Legal precedent is reasoning by analogy. Step by step the law develops. In the 1950s-70s, the Supreme Court expanded the Fourth Amendment to limit police power and preserve freedom. In the 1980s until about six years ago, the Court ruled often in favor of the police and contracted the Amendment. We are now seeing a shift in the tide towards civil liberties.
This case referenced in the NY Times article, “Police Need Warrants for Driveway Searches, Supreme Court Rules” is about a police officer stepping onto a driveway to look at a motorcycle under a tarp does not have much practical importance for most police nor for most Americans, but it is a significant marker of change in the perspective of the Court and American society on the Fourth Amendment.

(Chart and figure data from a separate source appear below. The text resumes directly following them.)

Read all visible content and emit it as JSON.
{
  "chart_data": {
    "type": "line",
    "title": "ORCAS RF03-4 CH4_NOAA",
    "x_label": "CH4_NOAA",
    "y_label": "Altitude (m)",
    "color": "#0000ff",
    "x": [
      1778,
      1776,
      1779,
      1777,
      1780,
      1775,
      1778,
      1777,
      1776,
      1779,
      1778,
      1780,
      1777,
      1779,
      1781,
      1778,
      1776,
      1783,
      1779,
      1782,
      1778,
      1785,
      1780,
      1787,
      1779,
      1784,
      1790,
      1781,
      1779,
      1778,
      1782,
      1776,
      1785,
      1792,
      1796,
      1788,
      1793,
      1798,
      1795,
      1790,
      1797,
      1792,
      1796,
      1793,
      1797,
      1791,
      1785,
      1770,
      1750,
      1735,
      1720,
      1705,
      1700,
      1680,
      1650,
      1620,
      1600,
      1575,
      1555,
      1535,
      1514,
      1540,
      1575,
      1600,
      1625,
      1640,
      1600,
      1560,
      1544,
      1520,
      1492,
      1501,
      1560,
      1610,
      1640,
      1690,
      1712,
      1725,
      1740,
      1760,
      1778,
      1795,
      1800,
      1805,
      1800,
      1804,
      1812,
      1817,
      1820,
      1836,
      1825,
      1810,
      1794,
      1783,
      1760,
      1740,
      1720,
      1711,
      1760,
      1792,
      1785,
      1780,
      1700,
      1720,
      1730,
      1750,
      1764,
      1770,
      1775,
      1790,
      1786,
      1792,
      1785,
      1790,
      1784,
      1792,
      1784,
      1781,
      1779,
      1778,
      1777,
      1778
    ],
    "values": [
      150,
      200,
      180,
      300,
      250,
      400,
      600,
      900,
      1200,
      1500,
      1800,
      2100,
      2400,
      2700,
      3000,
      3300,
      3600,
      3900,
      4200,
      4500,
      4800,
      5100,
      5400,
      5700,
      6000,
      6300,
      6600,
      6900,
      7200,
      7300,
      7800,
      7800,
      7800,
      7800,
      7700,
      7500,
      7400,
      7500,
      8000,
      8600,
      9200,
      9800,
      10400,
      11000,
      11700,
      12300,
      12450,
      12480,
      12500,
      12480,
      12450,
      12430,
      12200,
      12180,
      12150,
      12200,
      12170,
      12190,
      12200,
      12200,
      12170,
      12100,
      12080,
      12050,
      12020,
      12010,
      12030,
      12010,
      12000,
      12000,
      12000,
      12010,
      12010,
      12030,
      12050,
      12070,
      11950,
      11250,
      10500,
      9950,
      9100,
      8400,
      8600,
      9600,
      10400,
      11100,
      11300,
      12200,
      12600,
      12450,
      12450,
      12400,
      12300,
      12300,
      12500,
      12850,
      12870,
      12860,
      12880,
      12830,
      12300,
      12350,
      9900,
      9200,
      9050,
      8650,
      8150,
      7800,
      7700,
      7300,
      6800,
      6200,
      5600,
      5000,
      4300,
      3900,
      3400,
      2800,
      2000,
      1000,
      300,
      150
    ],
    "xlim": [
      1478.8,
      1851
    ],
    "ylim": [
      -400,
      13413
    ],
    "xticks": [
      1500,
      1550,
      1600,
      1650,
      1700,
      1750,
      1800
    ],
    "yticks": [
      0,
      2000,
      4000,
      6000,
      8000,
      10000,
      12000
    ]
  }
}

The war on drugs on the 1980s was followed by a war on child porn in the 1990s to the war on terrorism after 2001, each of which steadily eroded fourth amendment protections through the end of the twentieth century and first decade of the twenty-first. This fear-driven jurisprudence has been replaced with a healthy concern about the limits of police power.
The concerns about the erosion of our freedoms first raised by the ACLU, criminal defense lawyers, liberal Democrats and libertarian Republicans were ignored by most mainstream politicians. For instance, even to this day, Congress has not enacted a law requiring a warrant to read your emails. And the court reflected the mainstream. For instance, the Supreme Court a few decades ago allowed police helicopters to view your property even if your up put up a fence for privacy.
But the politics of civil liberties started to shift in the past decade. Technology companies, even as they did much to invade our privacy for commercial purposes, brought the lobbying power and legal acumen of the nation’s top law firms to write erudite briefs supporting the right of Google, Apple, and Facebook, not to be mere pawns of federal law enforcement.
The Supreme Court became more tech savvy. Justice Sotomayor’s concurrence in US v Jones (2012) which struck down the police placing of a GPS tracking device without a search warrant on a suspect’s car was a watershed moment. She showed how technology allowed the Government to follow us and know our secrets, and that the Court must interpret the Fourth Amendment to prevent that. Her reasoning was adopted in the Riley case, a few years later, which outlawed the routine search of computerized cell phones from people who were arrested without a search warrant.
Now we live in extraordinary times where the President of the United States, the highest officer in the land charged with enforcing the law, regularly comments about his concerns about the power of the FBI. And so both political parties are now on record expressing concern about the power of the Government, and not just criminal actors.
This particular case is not about technology. It is a remarkably old-fashioned question of the sort that could have arisen anytime in the last hundred years but somehow had not. Can a police officer walk into your driveway and lift up a tarp covering up a vehicle without permission or a warrant? Today, eight Supreme Court justices said no. Precisely because the question seems minor and routine and just a slight change from the formal rule, the reasoning of the dissent would have carried the day for most of my adult life. But not today.
This change in perspective about the role of the Court in keeping all of us free is a good one. The fourth amendment is neither liberal nor conservative. Rather, it is a uniquely American notion that the Government must be constrained in its efforts to keep us safe in order to keep us free.